No quería testigos incómodos, así que evite los tugurios del puerto, donde la cicatriz que me atraviesa la siniestra, el infierno de mis ojos ambarinos y la facilidad con que mi navaja salía del bolsillo eran bien conocidas. Entorno a los antros del centro había una legión de jóvenes intentando aparentar los años y la crueldad que les faltaban para convertirse en alguien de mi especie, y se entretenían golpeando a los mendigos que dormían en los cajeros, acorralando en los portales a sus compañeras de clase y entregando al fuego a los contenedores de basura sobre el asfalto.

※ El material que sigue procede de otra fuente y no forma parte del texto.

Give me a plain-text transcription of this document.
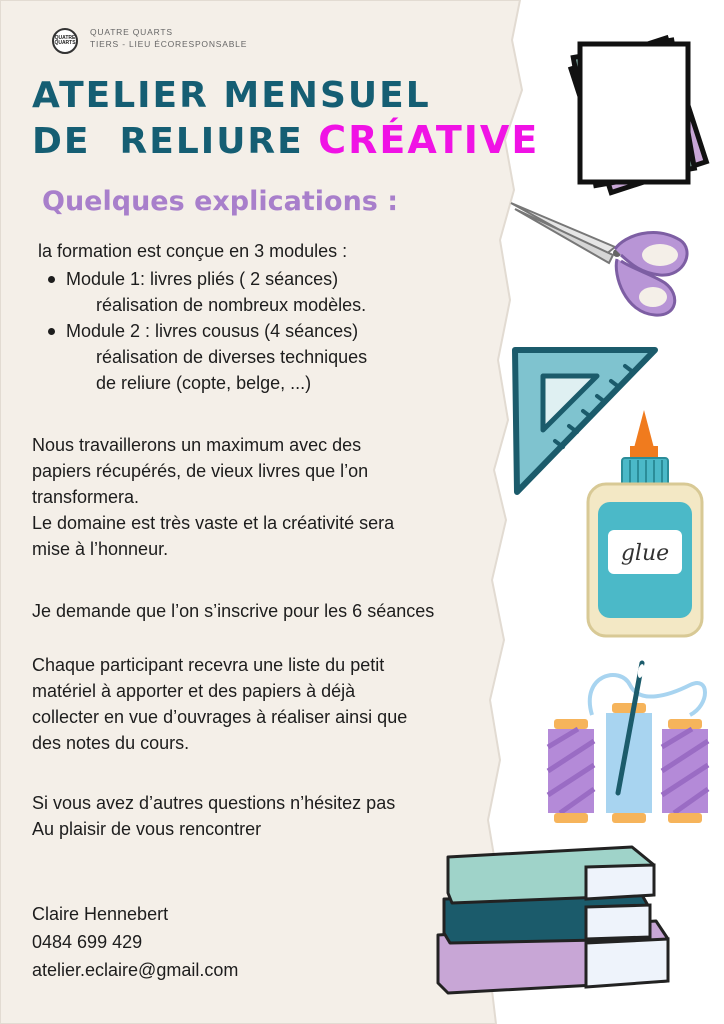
QUATRE QUARTS
QUATRE QUARTS
TIERS - LIEU ÉCORESPONSABLE
ATELIER MENSUEL
DE  RELIURE CRÉATIVE
Quelques explications :
la formation est conçue en 3 modules :
Module 1: livres pliés ( 2 séances)
réalisation de nombreux modèles.
Module 2 : livres cousus (4 séances)
réalisation de diverses techniques
de reliure (copte, belge, ...)
Nous travaillerons un maximum avec des
papiers récupérés, de vieux livres que l’on
transformera.
Le domaine est très vaste et la créativité sera
mise à l’honneur.
Je demande que l’on s’inscrive pour les 6 séances
Chaque participant recevra une liste du petit
matériel à apporter et des papiers à déjà
collecter en vue d’ouvrages à réaliser ainsi que
des notes du cours.
Si vous avez d’autres questions n’hésitez pas
Au plaisir de vous rencontrer
Claire Hennebert
0484 699 429
atelier.eclaire@gmail.com
glue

Ninguno de ellos me mantuvo la mirada, porque el respeto camina las noches de la mano del miedo, y desde lejos se veía que ellos tenían algo que perder y que yo ya lo había perdido todo. O casi, porque todavía oscuros deseos se movían por mis venas, pidiendo ser satisfechos.

Un neón intermitente me mordisqueo las pupilas y un ejército de hormigas se movió en mis testículos, era una señal tan buena como cualquier otra, así que empujé a un par de borrachos que dudaban ante la puerta y me interné en el local. Avance hacia la barra bajo una luz mortecina bajo la que se movían un puñado de cuerpos sobreexcitados por la ingestión masiva de diversos alcoholes y estupefacientes, y para no desentonar pedí un whiski doble y dibujé una raya de nieve sobre la misma barra, y ambos desaparecieron con la velocidad del orgasmo de un eyaculador precoz.

Una de las jóvenes que se contorsionaban en la pista se apercibió de mi maniobra y dejó de escuchar la música. En el poco tiempo que tardo en decidirse yo ya tenía otro whiski doble y otra nube sobre el mostrador, se acerco a mí, cogió el billete enroscado que blandía mi mano y se metió un tiro con ánimo de suicida. Después se largó un trago largo de escocés y me hizo la respiración artificial sin mediar ni una sola palabra.

No eran necesarias, su lengua tenía su propio idioma, y con el fabricaba un montón de promesas mientras recogía las mías. No era una chica guapa, ni tampoco fea, ni me importaba que tuviese los pechos duros como duraznos o el aliento afrodisíaco. Solo que me siguiese sin hacer preguntas, alentada con la esperanza de volar los abismos que le esperaban en mi guarida.

El trayecto se me hizo eterno, y parecía que íbamos a aprovechar todos los portales para simultanear polvo de estrellas, manos y lenguas cada vez más ligeras, y tragos de la botella había aparecido, por arte de magia, bajo mi abrigo. A nuestro alrededor, un ejército de bastardos seguía golpeando mendigos, acorralando a sus compañeras y quemando contenedores, pero poco a poco se fueron desvaneciendo, como un decorado inútil.

En mi guarida me metí el último tiro frente al espejo, y el lavabo empezó a teñirse de sangre. Sobre la cama una muñeca rota dibujaba una sonrisa estúpida: eran los restos de mi cacería.